15 Temmuz’da kim kaybetti

15 Temmuz darbe girişiminin iki kaybedeni var. İlki darbenin arkasındaki ABD, ikincisi Tayyip Erdoğan.
Türk Ordusu’nun askeri anlamda güçlendikçe iddialı hale gelmesi, Orta Doğu’ya yönelik politikalar geliştirmeye başlaması, Türkiye’ yi ABD için daha zor ve güvenilmez bir müttefik haline getirmiştir.
O zaman yapılması gereken Türk Ordusu’nun omurgasını meydana getiren tam bağımsızlıktan yana olan, Cumhuriyetin temel değerlerine bağlı Atatürkçü askerlerin tasfiye edilmesiydi.
Bu tasfiye işlemi, FETÖ örgütüne mensup polis, savcı ve hakimler eli ile Balyoz, Ergenekon, Askeri Casusluk gibi davalarla gerçekleştirilmiştir.
Yani Türk Silahlı Kuvvetleri bir anlamda ABD’nin istediği şekle sokulmuştur.
Ama birşeyi, ordu içindeki hala varolan Atatürkçü askerlerin varlığını, hesap edememişlerdir. Son darbeyi vurmaya teşebbüs ettikleri anda da, Silahlı Kuvvetler içindeki vatansever askerlerin ve halkın desteği ile bu darbe önlenmiş ve ordu içindeki FETÖ mensubu vatan hainleri tasfiye edilmiştir.

BİAT YERİNE LİYAKAT
Bu tasfiyeden sonra yıllarca zindanlarda yatan vatansever askerler göreve çağrılmışlardır.
Bu Amerika’nın Türkiye üstüne oynadığı oyunda kaybettiği en önemli ayaktır.
Vatan hainlerinin darbe girişimi sonrası Tayyip Erdoğan gerek Türk Silahlı Kuvvetlerine gerekse diğer tüm kamu kurum ve kuruluşları ile eğitim sektöründeki terör örgütü üye ve yandaşlarını tasfiye etmek zorunda kalmıştır.
Tayyip Erdoğan, kendisine yakın iyi eğitilmiş kadrolarının olmadığını bildiği için uzun süre, bugün lanetlediği hakaretler yağdırdığı Fethullah Gülen ile uzlaşma aramıştır, “Bitsin bu hasret”, “Ne istedinde vermedik” sözleri bunun göstergeleridir.
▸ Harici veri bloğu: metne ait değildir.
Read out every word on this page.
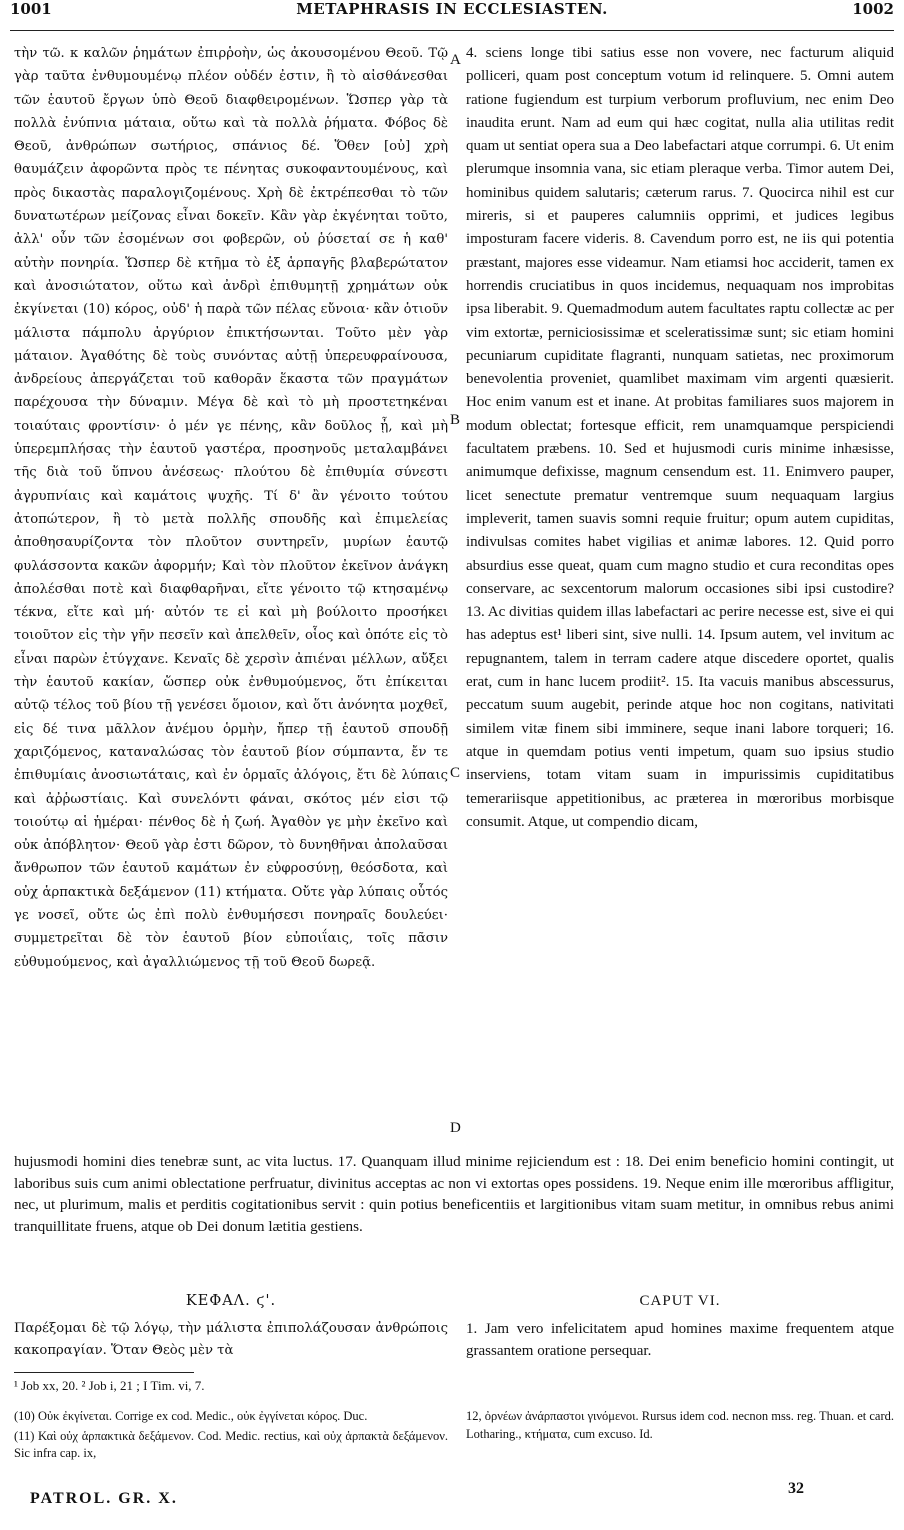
1001	METAPHRASIS IN ECCLESIASTEN.	1002

τὴν τῶ. κ καλῶν ῥημάτων ἐπιρῥοὴν, ὡς ἀκουσομένου Θεοῦ. Τῷ γὰρ ταῦτα ἐνθυμουμένῳ πλέον οὐδέν ἐστιν, ἢ τὸ αἰσθάνεσθαι τῶν ἑαυτοῦ ἔργων ὑπὸ Θεοῦ διαφθειρομένων. Ὥσπερ γὰρ τὰ πολλὰ ἐνύπνια μάταια, οὕτω καὶ τὰ πολλὰ ῥήματα. Φόβος δὲ Θεοῦ, ἀνθρώπων σωτήριος, σπάνιος δέ. Ὅθεν [οὐ] χρὴ θαυμάζειν ἀφορῶντα πρὸς τε πένητας συκοφαντουμένους, καὶ πρὸς δικαστὰς παραλογιζομένους. Χρὴ δὲ ἐκτρέπεσθαι τὸ τῶν δυνατωτέρων μείζονας εἶναι δοκεῖν. Κἂν γὰρ ἐκγένηται τοῦτο, ἀλλ' οὖν τῶν ἐσομένων σοι φοβερῶν, οὐ ῥύσεταί σε ἡ καθ' αὐτὴν πονηρία. Ὥσπερ δὲ κτῆμα τὸ ἐξ ἁρπαγῆς βλαβερώτατον καὶ ἀνοσιώτατον, οὕτω καὶ ἀνδρὶ ἐπιθυμητῇ χρημάτων οὐκ ἐκγίνεται (10) κόρος, οὐδ' ἡ παρὰ τῶν πέλας εὔνοια· κἂν ὁτιοῦν μάλιστα πάμπολυ ἀργύριον ἐπικτήσωνται. Τοῦτο μὲν γὰρ μάταιον. Ἀγαθότης δὲ τοὺς συνόντας αὐτῇ ὑπερευφραίνουσα, ἀνδρείους ἀπεργάζεται τοῦ καθορᾶν ἕκαστα τῶν πραγμάτων παρέχουσα τὴν δύναμιν. Μέγα δὲ καὶ τὸ μὴ προστετηκέναι τοιαύταις φροντίσιν· ὁ μέν γε πένης, κἂν δοῦλος ᾖ, καὶ μὴ ὑπερεμπλήσας τὴν ἑαυτοῦ γαστέρα, προσηνοῦς μεταλαμβάνει τῆς διὰ τοῦ ὕπνου ἀνέσεως· πλούτου δὲ ἐπιθυμία σύνεστι ἀγρυπνίαις καὶ καμάτοις ψυχῆς. Τί δ' ἂν γένοιτο τούτου ἀτοπώτερον, ἢ τὸ μετὰ πολλῆς σπουδῆς καὶ ἐπιμελείας ἀποθησαυρίζοντα τὸν πλοῦτον συντηρεῖν, μυρίων ἑαυτῷ φυλάσσοντα κακῶν ἀφορμήν; Καὶ τὸν πλοῦτον ἐκεῖνον ἀνάγκη ἀπολέσθαι ποτὲ καὶ διαφθαρῆναι, εἴτε γένοιτο τῷ κτησαμένῳ τέκνα, εἴτε καὶ μή· αὐτόν τε εἰ καὶ μὴ βούλοιτο προσήκει τοιοῦτον εἰς τὴν γῆν πεσεῖν καὶ ἀπελθεῖν, οἷος καὶ ὁπότε εἰς τὸ εἶναι παρὼν ἐτύγχανε. Κεναῖς δὲ χερσὶν ἀπιέναι μέλλων, αὔξει τὴν ἑαυτοῦ κακίαν, ὥσπερ οὐκ ἐνθυμούμενος, ὅτι ἐπίκειται αὐτῷ τέλος τοῦ βίου τῇ γενέσει ὅμοιον, καὶ ὅτι ἀνόνητα μοχθεῖ, εἰς δέ τινα μᾶλλον ἀνέμου ὁρμὴν, ἤπερ τῇ ἑαυτοῦ σπουδῇ χαριζόμενος, καταναλώσας τὸν ἑαυτοῦ βίον σύμπαντα, ἔν τε ἐπιθυμίαις ἀνοσιωτάταις, καὶ ἐν ὁρμαῖς ἀλόγοις, ἔτι δὲ λύπαις καὶ ἀῤῥωστίαις. Καὶ συνελόντι φάναι, σκότος μέν εἰσι τῷ τοιούτῳ αἱ ἡμέραι· πένθος δὲ ἡ ζωή. Ἀγαθὸν γε μὴν ἐκεῖνο καὶ οὐκ ἀπόβλητον· Θεοῦ γὰρ ἐστι δῶρον, τὸ δυνηθῆναι ἀπολαῦσαι ἄνθρωπον τῶν ἑαυτοῦ καμάτων ἐν εὐφροσύνῃ, θεόσδοτα, καὶ οὐχ ἁρπακτικὰ δεξάμενον (11) κτήματα. Οὔτε γὰρ λύπαις οὗτός γε νοσεῖ, οὔτε ὡς ἐπὶ πολὺ ἐνθυμήσεσι πονηραῖς δουλεύει· συμμετρεῖται δὲ τὸν ἑαυτοῦ βίον εὐποιΐαις, τοῖς πᾶσιν εὐθυμούμενος, καὶ ἀγαλλιώμενος τῇ τοῦ Θεοῦ δωρεᾷ.

A
B
C
D

4. sciens longe tibi satius esse non vovere, nec facturum aliquid polliceri, quam post conceptum votum id relinquere. 5. Omni autem ratione fugiendum est turpium verborum profluvium, nec enim Deo inaudita erunt. Nam ad eum qui hæc cogitat, nulla alia utilitas redit quam ut sentiat opera sua a Deo labefactari atque corrumpi. 6. Ut enim plerumque insomnia vana, sic etiam pleraque verba. Timor autem Dei, hominibus quidem salutaris; cæterum rarus. 7. Quocirca nihil est cur mireris, si et pauperes calumniis opprimi, et judices legibus imposturam facere videris. 8. Cavendum porro est, ne iis qui potentia præstant, majores esse videamur. Nam etiamsi hoc acciderit, tamen ex horrendis cruciatibus in quos incidemus, nequaquam nos improbitas ipsa liberabit. 9. Quemadmodum autem facultates raptu collectæ ac per vim extortæ, perniciosissimæ et sceleratissimæ sunt; sic etiam homini pecuniarum cupiditate flagranti, nunquam satietas, nec proximorum benevolentia proveniet, quamlibet maximam vim argenti quæsierit. Hoc enim vanum est et inane. At probitas familiares suos majorem in modum oblectat; fortesque efficit, rem unamquamque perspiciendi facultatem præbens. 10. Sed et hujusmodi curis minime inhæsisse, animumque defixisse, magnum censendum est. 11. Enimvero pauper, licet senectute prematur ventremque suum nequaquam largius impleverit, tamen suavis somni requie fruitur; opum autem cupiditas, indivulsas comites habet vigilias et animæ labores. 12. Quid porro absurdius esse queat, quam cum magno studio et cura reconditas opes conservare, ac sexcentorum malorum occasiones sibi ipsi custodire? 13. Ac divitias quidem illas labefactari ac perire necesse est, sive ei qui has adeptus est¹ liberi sint, sive nulli. 14. Ipsum autem, vel invitum ac repugnantem, talem in terram cadere atque discedere oportet, qualis erat, cum in hanc lucem prodiit². 15. Ita vacuis manibus abscessurus, peccatum suum augebit, perinde atque hoc non cogitans, nativitati similem vitæ finem sibi imminere, seque inani labore torqueri; 16. atque in quemdam potius venti impetum, quam suo ipsius studio inserviens, totam vitam suam in impurissimis cupiditatibus temerariisque appetitionibus, ac præterea in mœroribus morbisque consumit. Atque, ut compendio dicam,

hujusmodi homini dies tenebræ sunt, ac vita luctus. 17. Quanquam illud minime rejiciendum est : 18. Dei enim beneficio homini contingit, ut laboribus suis cum animi oblectatione perfruatur, divinitus acceptas ac non vi extortas opes possidens. 19. Neque enim ille mœroribus affligitur, nec, ut plurimum, malis et perditis cogitationibus servit : quin potius beneficentiis et largitionibus vitam suam metitur, in omnibus rebus animi tranquillitate fruens, atque ob Dei donum lætitia gestiens.

ΚΕΦΑΛ. ϛ'.	CAPUT VI.
Παρέξομαι δὲ τῷ λόγῳ, τὴν μάλιστα ἐπιπολάζουσαν ἀνθρώποις κακοπραγίαν. Ὅταν Θεὸς μὲν τὰ
1. Jam vero infelicitatem apud homines maxime frequentem atque grassantem oratione persequar.
¹ Job xx, 20. ² Job i, 21 ; I Tim. vi, 7.

(10) Οὐκ ἐκγίνεται. Corrige ex cod. Medic., οὐκ ἐγγίνεται κόρος. Duc.

(11) Καὶ οὐχ ἁρπακτικὰ δεξάμενον. Cod. Medic. rectius, καὶ οὐχ ἁρπακτὰ δεξάμενον. Sic infra cap. ix,

12, ὀρνέων ἀνάρπαστοι γινόμενοι. Rursus idem cod. necnon mss. reg. Thuan. et card. Lotharing., κτήματα, cum excuso. Id.

PATROL. GR. X.
32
Şimdi artık Tayyip Erdoğan normale dönecek biat yerine liyakata önem vermek zorunda kalacaktır, diğer bir söylemle laik kesimlerle uzlaşmak zorunda kalacaktır.

PSİKOLOJİK DARBE
Tayyip Erdoğan darbe gecesi, yıllardır baskı uyguladığı, yok etmeye çalıştığı merkez medya kuruluşlarının ne kadar önemli oluğunu yaşayarak öğrendi. Aslında bu yaşanan Tayyip Erdoğan’a ağır bir psikolojik darbe oldu.
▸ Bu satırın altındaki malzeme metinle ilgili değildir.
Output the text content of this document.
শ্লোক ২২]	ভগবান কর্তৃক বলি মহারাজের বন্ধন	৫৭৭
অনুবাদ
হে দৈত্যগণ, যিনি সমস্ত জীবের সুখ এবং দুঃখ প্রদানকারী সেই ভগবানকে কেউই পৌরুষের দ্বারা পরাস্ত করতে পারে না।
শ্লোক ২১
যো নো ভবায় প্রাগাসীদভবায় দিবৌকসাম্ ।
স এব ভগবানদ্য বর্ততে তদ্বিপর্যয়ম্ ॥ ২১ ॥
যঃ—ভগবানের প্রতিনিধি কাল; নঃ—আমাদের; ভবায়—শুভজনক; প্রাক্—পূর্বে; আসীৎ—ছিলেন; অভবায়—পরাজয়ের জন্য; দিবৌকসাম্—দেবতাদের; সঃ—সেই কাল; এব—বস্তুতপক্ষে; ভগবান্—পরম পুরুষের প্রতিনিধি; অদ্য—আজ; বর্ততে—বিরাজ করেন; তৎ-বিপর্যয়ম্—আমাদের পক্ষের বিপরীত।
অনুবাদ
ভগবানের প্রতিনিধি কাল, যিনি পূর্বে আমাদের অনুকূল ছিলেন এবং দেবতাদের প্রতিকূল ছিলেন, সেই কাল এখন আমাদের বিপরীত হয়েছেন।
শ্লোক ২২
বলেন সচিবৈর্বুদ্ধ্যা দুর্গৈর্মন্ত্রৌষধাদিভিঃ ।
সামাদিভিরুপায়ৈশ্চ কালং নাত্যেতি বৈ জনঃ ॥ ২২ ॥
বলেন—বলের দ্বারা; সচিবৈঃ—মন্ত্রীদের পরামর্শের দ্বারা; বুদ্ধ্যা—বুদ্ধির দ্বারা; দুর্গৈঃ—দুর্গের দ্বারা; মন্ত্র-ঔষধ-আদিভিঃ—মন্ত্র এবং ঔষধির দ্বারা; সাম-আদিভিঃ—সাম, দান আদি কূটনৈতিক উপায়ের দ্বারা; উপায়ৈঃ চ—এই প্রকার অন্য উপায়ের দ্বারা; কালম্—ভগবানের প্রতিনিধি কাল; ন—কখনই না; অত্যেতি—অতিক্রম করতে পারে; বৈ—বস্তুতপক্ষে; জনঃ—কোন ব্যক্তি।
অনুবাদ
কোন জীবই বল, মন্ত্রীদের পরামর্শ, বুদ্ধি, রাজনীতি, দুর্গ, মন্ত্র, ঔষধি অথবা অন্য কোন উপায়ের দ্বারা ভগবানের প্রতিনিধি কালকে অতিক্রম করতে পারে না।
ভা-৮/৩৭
Kendisine her türlü yardakçılığı yapan, bir zamanların “yetmez ama evetçilerinin” ne o gün ne de o günden sonra, darbe karşıtı tek satır yazmadıklarını, tek kelam etmediklerini yaşayarak öğrendi. Gerçek demokratların kendisini en çok eleştiren, hiçbir zaman da ona oy vermemiş ve de vermeyecek olan Atatürkçüler olduğunu yaşayarak öğrendi.
Tayyip Erdoğan, 7 Haziran seçimlerinden sonra CHP yöneticilerinin bilgisizliğinden de istifade ederek bir koalisyonu engellemiş ve ülkeyi yeni bir seçime sürüklemişti, ama şimdi laik kesimlerle ittifak yapmak zorunda kaldı. Bu da Tayyip Erdoğan için bir psikolojik mağlubiyettir.
Darbeciler ve ABD, kahpece öldürülen siviller ve amaçsızca bombalan TBMM ile sadece orduyu yıpratmış, kolunu kanadını kırarak belli bir süre felç etmiştir.
Böylelikle geçici bir süre, Türk Silahlı Kuvvetleri Güney sınırımız ötesinde Amerikan rüyası olan “KÜRT KORİDORUNA” geçici bir sürede olsa müdahale edemiyecektir.
Amerika’nın bu olaydaki tek kazancı budur.
Bu operasyonun Amerika’ya maliyeti “0” dır. Sınırlı da olsa, Türk Ordusu’nu Güneydoğu Anadolu’dan uzak tutarak bir kazanç elde etmiştir. Tayyip Bey’in tek kazancı da bu ülkede Atatürkçülere güvenebileceğini öğrenmiştir.